Rarement général, avant la bataille, reçut plus d'éloges que Gamelin (sur la photo, deuxième à gauche). En moins de cinq lignes, News Reviews de novembre 1939 trouve le moyen de le comparer à Joffre, Foch, Weygand, Fabert, Catinat et Gallieni ! L'hebdomadaire Vu écrit qu'il est « un chef énergique préparant minutieusement les opérations, un chef heureux qui ne connut aucun échec. La Revue des Deux Mondes, de septembre 1939, trace un portrait que les événements démentiront point par point : « L'intelligence d'un chef consiste à comprendre les conditions nouvelles que le machinisme impose. Le général Gamelin, en ces dernières années, s'est vivement intéressé à tout ce qui est organisation, modification, fortification... Il a le grand mérite d'avoir à la fois la notion du possible et la notion des circonstances et des événements qui peuvent ouvrir des possibilités nouvelles... »

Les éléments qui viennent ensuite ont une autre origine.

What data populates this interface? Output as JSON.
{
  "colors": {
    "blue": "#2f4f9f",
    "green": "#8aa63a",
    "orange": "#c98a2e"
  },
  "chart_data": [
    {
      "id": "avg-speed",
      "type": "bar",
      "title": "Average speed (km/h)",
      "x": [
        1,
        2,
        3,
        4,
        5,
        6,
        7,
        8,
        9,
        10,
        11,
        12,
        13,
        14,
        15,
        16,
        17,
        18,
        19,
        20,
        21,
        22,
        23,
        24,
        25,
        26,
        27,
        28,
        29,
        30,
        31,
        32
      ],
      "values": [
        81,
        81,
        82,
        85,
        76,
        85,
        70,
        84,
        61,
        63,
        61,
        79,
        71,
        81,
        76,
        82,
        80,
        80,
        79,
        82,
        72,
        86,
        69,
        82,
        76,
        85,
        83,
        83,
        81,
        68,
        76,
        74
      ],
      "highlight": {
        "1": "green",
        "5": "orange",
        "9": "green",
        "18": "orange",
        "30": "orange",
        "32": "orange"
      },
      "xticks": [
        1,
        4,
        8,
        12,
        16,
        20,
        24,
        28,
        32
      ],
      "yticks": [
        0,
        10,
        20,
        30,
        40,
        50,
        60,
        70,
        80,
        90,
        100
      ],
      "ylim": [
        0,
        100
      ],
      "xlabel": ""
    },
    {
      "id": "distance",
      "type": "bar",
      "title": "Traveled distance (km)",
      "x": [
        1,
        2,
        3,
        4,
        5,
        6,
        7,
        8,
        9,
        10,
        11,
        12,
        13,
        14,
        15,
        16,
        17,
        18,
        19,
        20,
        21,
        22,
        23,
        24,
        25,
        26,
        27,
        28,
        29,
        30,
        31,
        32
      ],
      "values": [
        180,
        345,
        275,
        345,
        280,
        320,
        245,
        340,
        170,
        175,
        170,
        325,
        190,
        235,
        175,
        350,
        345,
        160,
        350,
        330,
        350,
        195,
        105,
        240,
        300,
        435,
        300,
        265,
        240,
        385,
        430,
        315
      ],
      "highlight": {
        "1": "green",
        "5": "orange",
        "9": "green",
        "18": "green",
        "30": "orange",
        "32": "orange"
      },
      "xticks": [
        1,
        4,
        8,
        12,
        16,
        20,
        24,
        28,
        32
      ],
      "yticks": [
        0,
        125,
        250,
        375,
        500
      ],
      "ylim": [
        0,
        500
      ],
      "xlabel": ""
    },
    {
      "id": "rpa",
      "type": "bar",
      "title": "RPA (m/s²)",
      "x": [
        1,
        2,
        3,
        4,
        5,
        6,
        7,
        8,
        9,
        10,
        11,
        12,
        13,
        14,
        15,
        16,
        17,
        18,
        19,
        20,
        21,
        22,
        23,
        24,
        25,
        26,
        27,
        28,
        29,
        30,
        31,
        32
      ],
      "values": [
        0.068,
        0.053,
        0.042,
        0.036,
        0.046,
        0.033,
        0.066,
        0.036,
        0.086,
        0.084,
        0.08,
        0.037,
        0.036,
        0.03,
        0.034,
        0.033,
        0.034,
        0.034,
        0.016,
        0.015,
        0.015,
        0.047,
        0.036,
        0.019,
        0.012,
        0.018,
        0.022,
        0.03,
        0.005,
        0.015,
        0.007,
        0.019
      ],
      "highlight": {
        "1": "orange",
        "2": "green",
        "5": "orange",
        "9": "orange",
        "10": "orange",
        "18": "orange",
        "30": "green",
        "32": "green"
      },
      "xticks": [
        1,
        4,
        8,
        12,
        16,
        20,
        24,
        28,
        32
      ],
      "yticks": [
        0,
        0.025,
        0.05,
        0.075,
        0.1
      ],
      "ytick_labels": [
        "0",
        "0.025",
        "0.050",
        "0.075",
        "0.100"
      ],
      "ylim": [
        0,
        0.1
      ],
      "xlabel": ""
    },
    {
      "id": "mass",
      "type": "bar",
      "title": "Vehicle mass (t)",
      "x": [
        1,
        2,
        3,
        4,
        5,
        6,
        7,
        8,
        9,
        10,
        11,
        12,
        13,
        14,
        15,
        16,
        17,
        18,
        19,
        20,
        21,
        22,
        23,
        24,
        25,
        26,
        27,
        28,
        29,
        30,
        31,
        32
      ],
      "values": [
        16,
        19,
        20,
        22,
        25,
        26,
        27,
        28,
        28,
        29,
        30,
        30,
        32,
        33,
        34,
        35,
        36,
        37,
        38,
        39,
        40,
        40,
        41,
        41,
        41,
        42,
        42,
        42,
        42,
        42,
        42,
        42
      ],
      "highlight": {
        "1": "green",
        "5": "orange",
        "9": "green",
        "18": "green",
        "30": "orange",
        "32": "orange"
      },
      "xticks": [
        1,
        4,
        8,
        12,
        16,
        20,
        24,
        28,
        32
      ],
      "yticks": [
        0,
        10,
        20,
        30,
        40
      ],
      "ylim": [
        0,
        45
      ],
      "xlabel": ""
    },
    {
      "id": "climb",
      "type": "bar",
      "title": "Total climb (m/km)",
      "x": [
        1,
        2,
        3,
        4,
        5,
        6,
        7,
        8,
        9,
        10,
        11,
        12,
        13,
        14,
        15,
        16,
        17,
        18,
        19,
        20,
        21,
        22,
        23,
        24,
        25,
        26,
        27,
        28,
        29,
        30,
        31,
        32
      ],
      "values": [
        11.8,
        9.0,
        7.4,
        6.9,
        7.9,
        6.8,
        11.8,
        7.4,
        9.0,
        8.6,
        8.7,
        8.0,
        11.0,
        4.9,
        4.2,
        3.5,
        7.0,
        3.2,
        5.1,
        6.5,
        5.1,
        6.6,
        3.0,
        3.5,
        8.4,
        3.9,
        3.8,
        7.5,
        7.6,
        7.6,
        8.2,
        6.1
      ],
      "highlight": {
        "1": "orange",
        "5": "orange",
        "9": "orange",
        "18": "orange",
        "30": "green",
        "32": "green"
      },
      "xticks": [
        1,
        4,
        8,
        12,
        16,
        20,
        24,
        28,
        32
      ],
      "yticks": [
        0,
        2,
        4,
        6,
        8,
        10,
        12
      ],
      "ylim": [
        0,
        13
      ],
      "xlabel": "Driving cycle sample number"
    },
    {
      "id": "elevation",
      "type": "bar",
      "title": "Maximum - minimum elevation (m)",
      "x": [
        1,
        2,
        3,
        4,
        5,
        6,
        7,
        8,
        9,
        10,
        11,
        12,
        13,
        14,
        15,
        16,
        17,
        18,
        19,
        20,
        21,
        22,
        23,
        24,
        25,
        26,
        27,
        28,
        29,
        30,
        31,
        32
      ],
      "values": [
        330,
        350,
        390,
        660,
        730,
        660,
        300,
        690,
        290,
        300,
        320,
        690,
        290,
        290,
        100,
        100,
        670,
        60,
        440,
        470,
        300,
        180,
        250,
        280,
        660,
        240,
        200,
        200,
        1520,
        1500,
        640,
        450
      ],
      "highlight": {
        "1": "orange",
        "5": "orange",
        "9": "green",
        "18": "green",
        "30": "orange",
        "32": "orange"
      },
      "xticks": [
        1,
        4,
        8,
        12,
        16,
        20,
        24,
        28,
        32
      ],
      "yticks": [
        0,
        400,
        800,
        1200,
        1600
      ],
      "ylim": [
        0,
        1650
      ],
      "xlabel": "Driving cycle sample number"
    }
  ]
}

Quelques jours de mai suffiront à démonétiser Gamelin, mais il est bon de rappeler qu'avant l'arrivée au pouvoir de Reynaud, qui dénoncera immédiatement sa mollesse dans l'action, nul ne le critique. Courtois, intelligent, cultivé, prudent, obéissant, ne gênant personne et ne se mettant jamais en travers de ceux qui dirigent, il a toutes les qualités admirées en temps de paix.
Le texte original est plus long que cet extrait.